Thursday, 5 July 2018

Dear lover,

you couldn't bear through the pain any longer and as much as i wanted you to fight for me, for us, for you to stay by my side, i really want you to have some peace of mind. so, we burned the bridges, we burned our safe place. you've given me almost everything i've ever dream of. Constantly taking care of me, reminding me that you love me. Its time for you to focus that energy onto yourself or someone else now.
we tried and now i wish you nothing but the best.
                                                                                                                                         Love, didi.


Saturday, 31 March 2018

It felt as if i had to watch the world crumble right before me or at least my world. A world of happiness that i found and built.
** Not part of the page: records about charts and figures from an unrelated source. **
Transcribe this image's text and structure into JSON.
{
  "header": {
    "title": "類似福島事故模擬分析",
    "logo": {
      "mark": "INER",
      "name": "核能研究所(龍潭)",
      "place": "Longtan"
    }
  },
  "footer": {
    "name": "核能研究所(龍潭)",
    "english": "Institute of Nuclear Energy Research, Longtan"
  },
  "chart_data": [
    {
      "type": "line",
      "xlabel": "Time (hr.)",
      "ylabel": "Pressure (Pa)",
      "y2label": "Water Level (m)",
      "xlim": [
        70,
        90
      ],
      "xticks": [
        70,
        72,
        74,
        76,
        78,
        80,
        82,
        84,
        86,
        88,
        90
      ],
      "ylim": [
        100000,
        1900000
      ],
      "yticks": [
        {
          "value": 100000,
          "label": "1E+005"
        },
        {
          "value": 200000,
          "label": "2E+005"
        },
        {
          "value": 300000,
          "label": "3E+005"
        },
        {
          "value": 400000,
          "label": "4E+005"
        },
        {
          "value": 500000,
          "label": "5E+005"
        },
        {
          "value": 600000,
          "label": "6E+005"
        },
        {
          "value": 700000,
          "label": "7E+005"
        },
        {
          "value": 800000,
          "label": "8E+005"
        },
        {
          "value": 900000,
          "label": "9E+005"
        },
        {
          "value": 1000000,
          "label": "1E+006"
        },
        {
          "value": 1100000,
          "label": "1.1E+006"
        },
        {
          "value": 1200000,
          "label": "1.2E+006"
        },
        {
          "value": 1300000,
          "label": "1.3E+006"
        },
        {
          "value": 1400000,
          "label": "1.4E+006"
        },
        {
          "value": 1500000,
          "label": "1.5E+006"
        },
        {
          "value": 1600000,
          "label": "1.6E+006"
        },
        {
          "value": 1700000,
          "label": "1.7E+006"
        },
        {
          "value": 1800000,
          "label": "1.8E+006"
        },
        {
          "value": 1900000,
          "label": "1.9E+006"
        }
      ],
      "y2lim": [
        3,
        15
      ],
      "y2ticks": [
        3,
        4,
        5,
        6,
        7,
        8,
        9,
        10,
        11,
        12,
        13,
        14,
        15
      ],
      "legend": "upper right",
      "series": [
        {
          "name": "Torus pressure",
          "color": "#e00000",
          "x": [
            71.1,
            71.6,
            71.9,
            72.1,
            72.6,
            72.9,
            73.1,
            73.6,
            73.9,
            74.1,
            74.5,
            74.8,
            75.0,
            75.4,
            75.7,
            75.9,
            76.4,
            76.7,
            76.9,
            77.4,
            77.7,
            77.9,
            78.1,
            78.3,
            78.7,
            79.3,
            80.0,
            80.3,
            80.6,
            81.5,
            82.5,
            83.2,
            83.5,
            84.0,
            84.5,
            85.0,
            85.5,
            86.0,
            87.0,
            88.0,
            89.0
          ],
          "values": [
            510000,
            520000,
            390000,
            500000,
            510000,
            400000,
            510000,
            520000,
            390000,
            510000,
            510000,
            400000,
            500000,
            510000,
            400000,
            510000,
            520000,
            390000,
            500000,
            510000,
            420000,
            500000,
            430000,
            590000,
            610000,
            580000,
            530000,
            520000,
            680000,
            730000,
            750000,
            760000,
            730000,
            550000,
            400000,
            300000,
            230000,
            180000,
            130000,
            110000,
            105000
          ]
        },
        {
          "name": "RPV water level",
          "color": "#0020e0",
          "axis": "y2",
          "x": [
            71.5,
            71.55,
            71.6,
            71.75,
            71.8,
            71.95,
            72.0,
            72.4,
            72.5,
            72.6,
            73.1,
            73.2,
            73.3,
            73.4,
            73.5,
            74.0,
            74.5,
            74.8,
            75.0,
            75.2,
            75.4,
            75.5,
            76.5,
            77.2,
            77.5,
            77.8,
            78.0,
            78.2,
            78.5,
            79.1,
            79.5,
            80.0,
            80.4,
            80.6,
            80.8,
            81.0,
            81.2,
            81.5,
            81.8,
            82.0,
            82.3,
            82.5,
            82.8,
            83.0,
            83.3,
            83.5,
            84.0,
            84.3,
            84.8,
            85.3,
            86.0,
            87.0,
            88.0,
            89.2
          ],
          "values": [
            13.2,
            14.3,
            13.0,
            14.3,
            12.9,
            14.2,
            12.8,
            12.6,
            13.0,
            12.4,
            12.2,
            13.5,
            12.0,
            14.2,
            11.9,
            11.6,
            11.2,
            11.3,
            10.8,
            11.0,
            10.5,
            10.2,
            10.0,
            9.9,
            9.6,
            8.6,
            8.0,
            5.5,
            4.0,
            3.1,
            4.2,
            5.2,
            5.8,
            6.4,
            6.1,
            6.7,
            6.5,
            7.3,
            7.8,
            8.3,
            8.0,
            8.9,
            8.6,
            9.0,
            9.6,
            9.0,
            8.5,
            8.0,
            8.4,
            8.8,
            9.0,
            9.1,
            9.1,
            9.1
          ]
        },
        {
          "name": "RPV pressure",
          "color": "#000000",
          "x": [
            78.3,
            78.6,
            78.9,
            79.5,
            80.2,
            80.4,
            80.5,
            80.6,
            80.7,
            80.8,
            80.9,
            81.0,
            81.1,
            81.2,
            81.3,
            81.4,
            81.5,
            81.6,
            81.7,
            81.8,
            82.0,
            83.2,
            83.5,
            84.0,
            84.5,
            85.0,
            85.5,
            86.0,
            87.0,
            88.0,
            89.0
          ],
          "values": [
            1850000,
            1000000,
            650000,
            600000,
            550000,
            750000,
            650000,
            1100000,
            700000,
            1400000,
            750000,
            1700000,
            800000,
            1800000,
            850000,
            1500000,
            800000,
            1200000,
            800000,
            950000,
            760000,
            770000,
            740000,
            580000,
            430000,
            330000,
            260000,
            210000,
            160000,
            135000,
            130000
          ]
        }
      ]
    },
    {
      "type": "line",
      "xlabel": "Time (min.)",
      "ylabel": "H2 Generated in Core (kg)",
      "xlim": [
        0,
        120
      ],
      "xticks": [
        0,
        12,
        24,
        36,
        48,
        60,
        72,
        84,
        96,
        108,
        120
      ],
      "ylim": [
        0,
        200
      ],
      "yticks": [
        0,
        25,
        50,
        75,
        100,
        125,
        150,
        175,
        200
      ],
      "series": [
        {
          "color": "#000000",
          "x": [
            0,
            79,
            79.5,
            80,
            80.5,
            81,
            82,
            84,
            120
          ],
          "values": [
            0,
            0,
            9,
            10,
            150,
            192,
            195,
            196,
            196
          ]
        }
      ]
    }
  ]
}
My safe zone.

Tuesday, 27 February 2018

Its been some time and there is so much to write about but I don't know where or even how to start without having a breakdown
I don't even know if I'm able to put all of this emotions into words.
 However, I can't handle this tonight; tonight won't be night.

Sunday, 13 August 2017

Introvert

My dad said something that kinda triggered my mind a little bit recently and here is the reason to it;
A few days ago a couple of my friends asked me out to an event in the city. they'll be hosting a shadow play. Being a city girl without a hometown, i got really excited because i've always wanted to watch one. anyway i have a very strict curfew and the shows is from 8pm-12am i already got the permission from my mom but i still had to ask my dad so i called him since he was home and i was out in the city with my mom.
He asked me the basic questions, where, when, how are you gonna go back and when it came to the with who part i told him its just with a few boys from my school and later he asked am i only the girl? and i was just like yeah cause i dont see a problem to it, ive known the guys ever since i was 9 yearsold.
The triggering part to this rant of mine is when my dad asked me do i not have any 'GIRL FRIENDS' ? im not gonna lie, at that moment it kinda hit me hard i only have 3 'girl friends' that i would always hang out with. The number of guy friends that i hang out with outweighs the girls.
That 3 friends of mine are barely around most of the time, like i cant just call them and say hey do you wanna go somewhere with me and they'll be like yeah.
i do know that i grew up into a introvert, i keep things private and secured to this small group of people that i know since primary. I honestly have no complaints about it because its easier to manage. However, since we are all grown up ive come to the realization that its kinda sad i still limit myself to those people especially when they are not around as often anymore. I do have other 'girl friends' that ive gained through working and uni but those are just the people that i hang around with in campus or a small reunion once in a blue moon basically.
Lets be real, everyone basically have their own life and just like me they would stick with the people they've known the longest cause they are comfortable and there is nothing much i can do about it.

Monday, 26 June 2017

Count your blessings

to whoever reads my blog, ya'll probably think im ungrateful but the truth is i am very grateful and blessed to own whatever is given to me. To some who knows me personally, they would know how much i loath celebrating raya. i have my own personal reasons that i refuse to write it out to the public eye but i would like to wish everyone a Selamat hari raya maaf zahir dan batin or happy holidays. spent as much time with people who are important to you and never take them for granted. prioritize your family always on any circumstances they are blood after all!
lots of love
Didi xx

Tuesday, 13 June 2017

Losing sanity

I've been on top and now its time for my downfall, hitting rock bottom once again. My mind is off wandering to the deepest part of my memories i ever had with everyone, giving me breakdowns at any time of the day. Sleep deprived at its best, losing all self control that I've gathered. No longer having a principle to hold on to cause i gave it all away

Sunday, 11 June 2017

Abandonment isues

I get really insecure when the person im dating behave differently/ when their vibe feel off because thats when they start to fade away from my life. It terrifies me.